Keperawanan dan Mitos-Mitos Selaput Dara

Di masyarakat tidak semua orang bisa memilah informasi mana yang fakta dan mitos soal selaput dara dan keperawanan.

Keperawanan dan Mitos-Mitos Selaput Dara

Apa yang terbayangkan di benak saat kata selaput dara muncul? Barangkali orang akan menjawabnya sebagai keperawanan, dan selebihnya bisa bermacam-macam. Dini, 25 tahun, adalah salah satu perempuan yang tak banyak paham soal “tanda” keperawanan pada saat ia remaja dulu.
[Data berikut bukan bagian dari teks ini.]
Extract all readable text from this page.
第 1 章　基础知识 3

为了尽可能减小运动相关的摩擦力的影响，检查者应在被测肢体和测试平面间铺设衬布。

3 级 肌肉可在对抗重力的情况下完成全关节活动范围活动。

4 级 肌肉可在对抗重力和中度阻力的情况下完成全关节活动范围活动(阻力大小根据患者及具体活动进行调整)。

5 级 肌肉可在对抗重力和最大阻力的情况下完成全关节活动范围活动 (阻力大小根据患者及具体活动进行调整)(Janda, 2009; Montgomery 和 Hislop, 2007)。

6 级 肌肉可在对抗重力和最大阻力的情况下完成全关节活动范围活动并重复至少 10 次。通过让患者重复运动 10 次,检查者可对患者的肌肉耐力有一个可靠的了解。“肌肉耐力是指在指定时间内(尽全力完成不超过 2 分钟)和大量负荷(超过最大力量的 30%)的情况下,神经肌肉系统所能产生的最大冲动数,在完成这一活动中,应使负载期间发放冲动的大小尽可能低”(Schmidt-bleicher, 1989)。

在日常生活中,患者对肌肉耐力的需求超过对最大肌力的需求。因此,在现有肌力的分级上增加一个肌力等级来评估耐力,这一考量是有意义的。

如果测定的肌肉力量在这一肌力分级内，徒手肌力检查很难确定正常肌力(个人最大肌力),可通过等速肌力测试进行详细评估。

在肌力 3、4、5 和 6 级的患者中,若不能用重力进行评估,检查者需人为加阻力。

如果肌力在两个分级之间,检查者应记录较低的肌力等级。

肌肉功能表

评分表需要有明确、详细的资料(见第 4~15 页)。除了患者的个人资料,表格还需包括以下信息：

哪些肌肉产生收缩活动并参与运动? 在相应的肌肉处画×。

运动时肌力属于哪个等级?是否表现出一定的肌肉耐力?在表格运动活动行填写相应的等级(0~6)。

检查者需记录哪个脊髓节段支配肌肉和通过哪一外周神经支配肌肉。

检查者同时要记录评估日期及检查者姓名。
“Awalnya, saya pikir selaput dara itu bagian tubuh yang penting dijaga. Kalau robek atau kenapa-kenapa, saya dulu khawatir hal ini akan memengaruhi tubuh saya secara keseluruhan,” kata Dini.

Seiring dengan bertambahnya pengetahuan Dini, dari obrolan ringan dengan teman-teman maupun referensi bacaan, pandangannya bergeser. Ia yang semula menganggap perempuan harus menjaga keutuhan selaput dara—bagaimanapun caranya—perlahan meyakini bahwa glorifikasi yang dibuat masyarakat untuk selaput dara begitu berlebihan.

Sebagian dokter masih tidak yakin dengan fungsi selaput dara sebenarnya. Mereka berpikir, selaput dara tidak punya fungsi khusus atau signifikan dalam tubuh perempuan. Ironisnya, saat dunia medis saja masih memperdebatkan soal fungsi selaput dara, mitos-mitos seputar hal ini sudah dibangun dari generasi ke generasi, diteruskan hingga kini dalam macam-macam kebudayaan.




Keperawanan dan Mitos-Mitos Selaput Dara

Selaput dara begitu diagungkan karena dilekatkan dengan konsep keperawanan. Namun, apakah keperawanan itu sendiri merupakan gagasan yang objektif?

Banyak peneliti sosial-humaniora yang menyatakan bahwa keperawanan merupakan konstruksi dalam budaya patriarkis. Kesucian dan keberhargaan perempuan dinilai dari keperawanannya. Padahal, perspektif mengenai batasan perawan atau tidak sangat beragam.

Ada yang bilang, patokan perempuan perawan adalah keutuhan selaput dara. Bila membran tipis ini robek atau saat berhubungan seks pertama kali dia tidak berdarah, artinya dia sudah pernah bersetubuh dengan seseorang alias tak suci lagi. Ini adalah kesalahan kaprah yang jamak diamini masyarakat.

Keperawanan dan Mitos-Mitos Selaput Dara

Selaput dara bisa robek karena macam-macam aktivitas: berolahraga, menggunakan tampon, atau kecelakaan. Seksolog pun telah menemukan beberapa kasus di mana perempuan lahir tanpa selaput dara. Jika keadaannya demikian, masih adilkah bila selaput dara dijadikan tolok ukur keperawanan?

Kadang kala, robeknya selaput dara tidak disadari oleh si empunya. Jangan pikir setiap kali selaput dara robek, perempuan pasti mengalami sakit atau tanda lain yang menonjol di samping bercak darah. Bayangkan bila si perempuan sedang menstruasi, lalu berolahraga dengan gerakan ekstrem. Bercak darah akibat selaput dara yang robek bisa jadi membaur dengan darah menstruasinya.